Modular Gaming Components (and what they do) - An introduction
Among game designers there was a debate for many years about whether a game system mattered. This was pushed at The Forge, with essays such as "System Does Matter" by Ron Edwards.
...but to show that the debate has been going on for years, here's a random assortment of links to articles and posts over the years that have addressed the idea.
- "Why System Matters"
- "Game Structures Addendum - System Matters"
- "System Doesn't Matter*"
- "RPG History - What events/games led to 'System Matters' needing to be 'rediscovered'?"
- "Does System Matter?"
- "Why the Rules you use matter"
- "System Matters 24 years later"
All of them are interesting reads and watches... (and yes, I know that two of the forum posts linked refer to the same video, but the varied discussions are interesting)

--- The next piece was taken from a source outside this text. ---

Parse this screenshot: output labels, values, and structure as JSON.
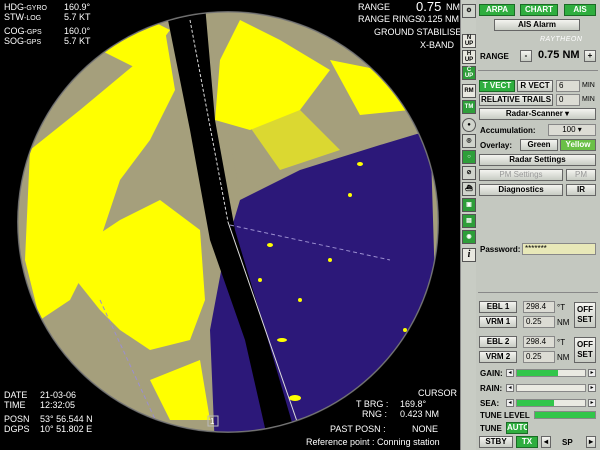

The thing about most of these discussions is that they refer to the written words on the pages of a game book, and they don't necessarily take into account that many of the rules inherent in a roleplaying session exist outside the game book. That art of why I developed the idea of the three-way tension. Players pull on the narrative, the narrator pulls on the narrative, and the rules pull on the narrative. Sure, it's possible to ignore the rules and have a narrative that is a direct tension between the players and the narrator, but what does that look like?... and how are issues resolved when the players and the narrator come to an impasse?
If system doesn't matter, why is D&D a multi-million dollar industry (probably a billion dollar industry at this stage)? Why do people buy sets of rules when the debate could just be resolved with a coin flip? Even a coin flip is a set of rules.
Hang on a minute, dude? You're confusing rules and rulings.
Yeah, sort of, but rulings are a form of rules...and many of the debates over the years have confused the two just as much, if not more so.
So what is this series going to be about anyway?
There have been a heap of great ideas hidden away in different games over the years. Many of them have been ignored, or forgotten because they didn't appear in D&D or in one of the big and popular games. I don't know all of them, and it would be nice to get some input from readers about game mechanisms that I don't mention.
I'll probably get through 20 to 25 of these. Maybe revisitng some of my Game Mechani(sm)s of the Week, but if I do that, there will be more of a focus on what they do and why they're interesting, more than just writing about how they work. The aim here will be about how to integrate these ideas into other systems, by looking at how they integrate into their own systems and looking at how they manipulate the course of the narrative.